As an infant, Janice Wirth was taken from her mother, Anne and placed with a rich, white family. She grows up to be a successful entertainment lawyer living in Toronto. Her younger sister, Barb, had a difficult adolescence on the Otter Lake reserve, living in a rundown bungalow with Anne. In Someday, a 35-year old Janice meets her birth mother and the discovery proves too much for her to bear. On Christmas Eve, with the turkey in the oven, she drives off into the night and away from her heart-broken mother.

In the second play, six months have passed and Barb and two friends, Rodney and Tonto, go to Toronto to tell Janice that Anne has died and that she should come back to Otter Lake to say goodbye to her spirit.

The fun begins when they break into Janice's apartment. On the reserve, when you go visiting and no one's home, you wait inside, they tell a surprised Janice. Her "white" yuppie preoccupation with the right kind of coffee and healthy foods make for some humorous repartee with her houseguests. Dynasty meets the Dukes of Hazard, as one character quips.

The play turns certain stereotypes on their head to create some very memorable characters. While Barb (Columpa C. Bobb) and Janice (Cheri Maracle) carry the heavy message of the play and are the ones who get drunk in the second act in order to tell each other the truth, Rodney (Glen Gould) and Tonto (Lorne Cardinal) play two sober and strutting males providing the comic relief.

TV watchers will recognize Columpa C. Bobb, Grand daughter of the late Chief Dan George, from her role as Mary Cook on CBC's North of 60. Bobb is a terrific actor and her Barb can switch from humour to drama with ease. She deftly portrays the awkward tension between the sisters. Janice, who took their mother's spirit when she left, was the ideal. Barb was the reality. But Barb retained important parts of her heritage and instructs her sister in some Ojibway words with gentleness and patience.

Maracle as Janice plays the beautiful ice-queen lawyer with a seriousness that is so contrary to the other characters, I wanted her to lighten up a bit. Yet the depth of her intense feeling comes through in the last scene at her mother's gravesite. Her grief was so real, I was moved to tears. There is no trite resolution to her dilemma, simply honesty and hope.

Although Tonto plays a sexy buffoon, one realizes the depth of his feelings and intelligence. Cardinal relishes in his role and a chance to show off a great set of legs in boxers, slipping from madcap antics to serious philosophizing. White people spend too much time looking for their inner child, he tells Janice. They should be looking for their inner elder. When Janice asks "I thought all Indian men drink?" Tonto brings the yuppie lawyer up short with "I thought all women could cook!"

Rodney, a sensitive 90s kind of guy is always there to place his loving arm around Barb, his distraught girlfriend . Rodney, played by Glen Gould (no, not that Glen Gould) provides one of the funniest one-liners of the show. Looking through Janice's picture window, Rodney describes Toronto as "nice place to visit, but I wouldn't want to put a land claim on it".

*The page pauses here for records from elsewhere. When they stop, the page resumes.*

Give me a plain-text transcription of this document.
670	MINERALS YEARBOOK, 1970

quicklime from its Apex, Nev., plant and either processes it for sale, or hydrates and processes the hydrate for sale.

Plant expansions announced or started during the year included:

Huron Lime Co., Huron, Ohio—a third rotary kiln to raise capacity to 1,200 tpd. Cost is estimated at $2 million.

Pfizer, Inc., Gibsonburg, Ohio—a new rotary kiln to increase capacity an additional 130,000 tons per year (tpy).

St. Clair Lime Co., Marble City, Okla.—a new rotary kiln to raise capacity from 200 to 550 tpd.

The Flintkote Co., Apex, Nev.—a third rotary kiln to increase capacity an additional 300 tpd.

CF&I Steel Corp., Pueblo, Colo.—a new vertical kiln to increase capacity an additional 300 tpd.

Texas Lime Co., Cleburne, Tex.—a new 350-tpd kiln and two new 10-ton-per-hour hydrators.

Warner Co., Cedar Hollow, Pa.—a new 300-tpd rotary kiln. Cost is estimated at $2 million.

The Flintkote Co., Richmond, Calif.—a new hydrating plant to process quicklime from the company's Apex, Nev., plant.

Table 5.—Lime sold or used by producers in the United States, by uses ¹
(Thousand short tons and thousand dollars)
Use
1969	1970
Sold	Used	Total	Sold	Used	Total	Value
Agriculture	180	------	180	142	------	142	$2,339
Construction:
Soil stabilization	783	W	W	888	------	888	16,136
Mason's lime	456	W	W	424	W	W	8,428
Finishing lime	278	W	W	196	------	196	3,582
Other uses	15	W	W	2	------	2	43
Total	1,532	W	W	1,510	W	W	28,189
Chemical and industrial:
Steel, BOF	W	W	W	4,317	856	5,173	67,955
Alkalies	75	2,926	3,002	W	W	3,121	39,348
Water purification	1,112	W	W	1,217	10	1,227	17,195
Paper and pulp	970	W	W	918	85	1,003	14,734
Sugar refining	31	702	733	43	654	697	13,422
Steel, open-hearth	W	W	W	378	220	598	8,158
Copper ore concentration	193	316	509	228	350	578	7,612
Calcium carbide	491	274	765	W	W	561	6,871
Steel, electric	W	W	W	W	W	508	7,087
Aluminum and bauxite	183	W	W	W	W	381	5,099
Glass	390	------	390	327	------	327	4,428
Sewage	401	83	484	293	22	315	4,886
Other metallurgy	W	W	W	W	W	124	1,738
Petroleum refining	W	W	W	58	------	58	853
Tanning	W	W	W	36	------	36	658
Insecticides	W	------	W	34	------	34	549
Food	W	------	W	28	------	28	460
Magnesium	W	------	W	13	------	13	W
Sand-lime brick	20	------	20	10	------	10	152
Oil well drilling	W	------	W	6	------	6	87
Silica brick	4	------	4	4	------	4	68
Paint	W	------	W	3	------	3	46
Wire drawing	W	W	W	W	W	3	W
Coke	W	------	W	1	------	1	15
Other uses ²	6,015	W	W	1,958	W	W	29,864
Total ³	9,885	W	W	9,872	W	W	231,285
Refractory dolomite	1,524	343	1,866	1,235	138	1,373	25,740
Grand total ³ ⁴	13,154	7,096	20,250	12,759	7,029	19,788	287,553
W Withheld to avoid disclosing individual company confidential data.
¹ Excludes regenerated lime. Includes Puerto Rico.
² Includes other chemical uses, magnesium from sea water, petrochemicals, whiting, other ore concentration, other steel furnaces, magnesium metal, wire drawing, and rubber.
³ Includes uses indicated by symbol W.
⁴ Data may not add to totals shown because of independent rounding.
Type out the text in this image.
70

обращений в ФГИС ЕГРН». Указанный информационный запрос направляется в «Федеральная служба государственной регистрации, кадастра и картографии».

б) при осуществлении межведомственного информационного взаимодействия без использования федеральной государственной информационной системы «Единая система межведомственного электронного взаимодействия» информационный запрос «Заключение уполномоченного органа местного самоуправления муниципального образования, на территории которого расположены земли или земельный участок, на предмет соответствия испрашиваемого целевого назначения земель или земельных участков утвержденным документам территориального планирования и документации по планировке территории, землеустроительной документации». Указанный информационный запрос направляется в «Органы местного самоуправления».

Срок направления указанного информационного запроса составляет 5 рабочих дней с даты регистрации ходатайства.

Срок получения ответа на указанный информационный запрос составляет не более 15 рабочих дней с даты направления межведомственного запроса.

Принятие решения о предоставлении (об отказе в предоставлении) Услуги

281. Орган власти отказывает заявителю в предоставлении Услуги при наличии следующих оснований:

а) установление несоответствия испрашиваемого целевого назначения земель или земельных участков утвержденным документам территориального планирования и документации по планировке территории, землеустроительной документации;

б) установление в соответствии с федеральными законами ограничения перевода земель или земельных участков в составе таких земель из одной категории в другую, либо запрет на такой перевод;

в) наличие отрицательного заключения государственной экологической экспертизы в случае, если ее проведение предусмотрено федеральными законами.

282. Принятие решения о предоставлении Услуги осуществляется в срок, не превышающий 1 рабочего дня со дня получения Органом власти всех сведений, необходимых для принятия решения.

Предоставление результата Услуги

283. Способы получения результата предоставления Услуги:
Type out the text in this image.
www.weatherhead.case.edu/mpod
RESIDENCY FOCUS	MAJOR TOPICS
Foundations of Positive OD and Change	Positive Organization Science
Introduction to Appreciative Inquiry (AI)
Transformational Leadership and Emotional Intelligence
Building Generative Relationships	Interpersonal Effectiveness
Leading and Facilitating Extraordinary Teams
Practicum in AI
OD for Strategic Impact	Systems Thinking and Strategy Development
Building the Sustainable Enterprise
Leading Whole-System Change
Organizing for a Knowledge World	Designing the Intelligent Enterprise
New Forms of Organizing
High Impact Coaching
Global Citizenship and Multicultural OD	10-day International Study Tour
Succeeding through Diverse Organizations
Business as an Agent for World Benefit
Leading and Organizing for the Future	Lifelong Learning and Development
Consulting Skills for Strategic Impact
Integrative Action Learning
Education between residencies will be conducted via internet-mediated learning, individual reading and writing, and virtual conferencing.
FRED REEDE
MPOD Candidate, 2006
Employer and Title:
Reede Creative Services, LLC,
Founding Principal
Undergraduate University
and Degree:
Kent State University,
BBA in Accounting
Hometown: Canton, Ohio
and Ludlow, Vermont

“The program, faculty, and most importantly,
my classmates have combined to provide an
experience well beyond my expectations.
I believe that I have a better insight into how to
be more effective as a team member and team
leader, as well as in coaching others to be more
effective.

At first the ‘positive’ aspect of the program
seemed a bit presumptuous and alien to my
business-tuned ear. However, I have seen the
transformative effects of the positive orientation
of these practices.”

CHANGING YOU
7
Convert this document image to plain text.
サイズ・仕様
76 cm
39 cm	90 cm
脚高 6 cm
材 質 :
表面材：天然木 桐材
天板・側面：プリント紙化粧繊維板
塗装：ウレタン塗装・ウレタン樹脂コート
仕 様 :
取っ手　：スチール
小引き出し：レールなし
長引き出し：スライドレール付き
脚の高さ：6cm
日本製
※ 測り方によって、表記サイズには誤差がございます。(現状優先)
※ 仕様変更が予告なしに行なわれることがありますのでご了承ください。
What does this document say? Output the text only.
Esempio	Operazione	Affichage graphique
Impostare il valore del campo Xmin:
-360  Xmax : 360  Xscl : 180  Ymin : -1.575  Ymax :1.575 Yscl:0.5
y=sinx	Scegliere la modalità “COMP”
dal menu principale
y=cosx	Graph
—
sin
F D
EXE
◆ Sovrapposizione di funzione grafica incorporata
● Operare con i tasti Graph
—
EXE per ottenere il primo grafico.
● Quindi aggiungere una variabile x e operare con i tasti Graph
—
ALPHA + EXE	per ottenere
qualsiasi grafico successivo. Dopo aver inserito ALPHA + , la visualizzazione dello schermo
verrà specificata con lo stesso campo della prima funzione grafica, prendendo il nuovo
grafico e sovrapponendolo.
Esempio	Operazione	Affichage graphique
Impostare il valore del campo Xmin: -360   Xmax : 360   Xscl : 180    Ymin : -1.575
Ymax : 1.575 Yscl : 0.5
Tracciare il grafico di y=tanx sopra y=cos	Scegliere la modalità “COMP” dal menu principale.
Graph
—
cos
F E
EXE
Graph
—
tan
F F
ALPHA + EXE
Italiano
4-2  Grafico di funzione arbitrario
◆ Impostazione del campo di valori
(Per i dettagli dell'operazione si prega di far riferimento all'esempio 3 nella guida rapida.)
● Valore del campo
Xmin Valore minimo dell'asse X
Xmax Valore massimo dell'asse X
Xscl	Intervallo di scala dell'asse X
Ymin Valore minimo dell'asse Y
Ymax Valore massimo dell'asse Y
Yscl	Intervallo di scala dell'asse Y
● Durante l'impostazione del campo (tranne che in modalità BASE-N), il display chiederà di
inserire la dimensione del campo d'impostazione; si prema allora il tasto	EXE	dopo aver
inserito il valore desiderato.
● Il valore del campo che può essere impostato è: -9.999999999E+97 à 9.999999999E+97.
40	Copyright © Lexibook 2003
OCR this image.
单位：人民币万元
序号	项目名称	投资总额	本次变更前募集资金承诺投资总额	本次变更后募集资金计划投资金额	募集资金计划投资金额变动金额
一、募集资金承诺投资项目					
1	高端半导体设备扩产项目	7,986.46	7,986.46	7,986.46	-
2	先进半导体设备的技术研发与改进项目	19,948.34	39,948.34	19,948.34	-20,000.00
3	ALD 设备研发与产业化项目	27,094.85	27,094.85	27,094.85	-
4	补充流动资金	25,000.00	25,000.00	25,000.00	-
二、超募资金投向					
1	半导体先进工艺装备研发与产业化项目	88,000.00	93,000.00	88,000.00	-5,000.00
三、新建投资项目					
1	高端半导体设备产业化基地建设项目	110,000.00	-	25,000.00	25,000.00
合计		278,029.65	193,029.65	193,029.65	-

If I could offer one word of advice to these talented actors, I would tell them to slow down a little, their lines tended to sound garbled with the speed of their delivery.

In general, Donna Spencer directs her cast at a fine tuned pace that never lets up through the six scenes. Spencer, the founding artistic producer of the Firehall Arts Centre, has been an important presence in Vancouver's arts community. She will be taking this show on the road for the next four months. So, if you miss the Vancouver performance, you still have a chance to catch up with it in Kamloops or Uclulet, to name just two of the 17 communities it will visit.

And if you ever wanted to find out what really happened to Amelia Earhart (she's alive and well on the Otter Lake reserve) and if you really can go home again, go and see this entertaining yet powerful play.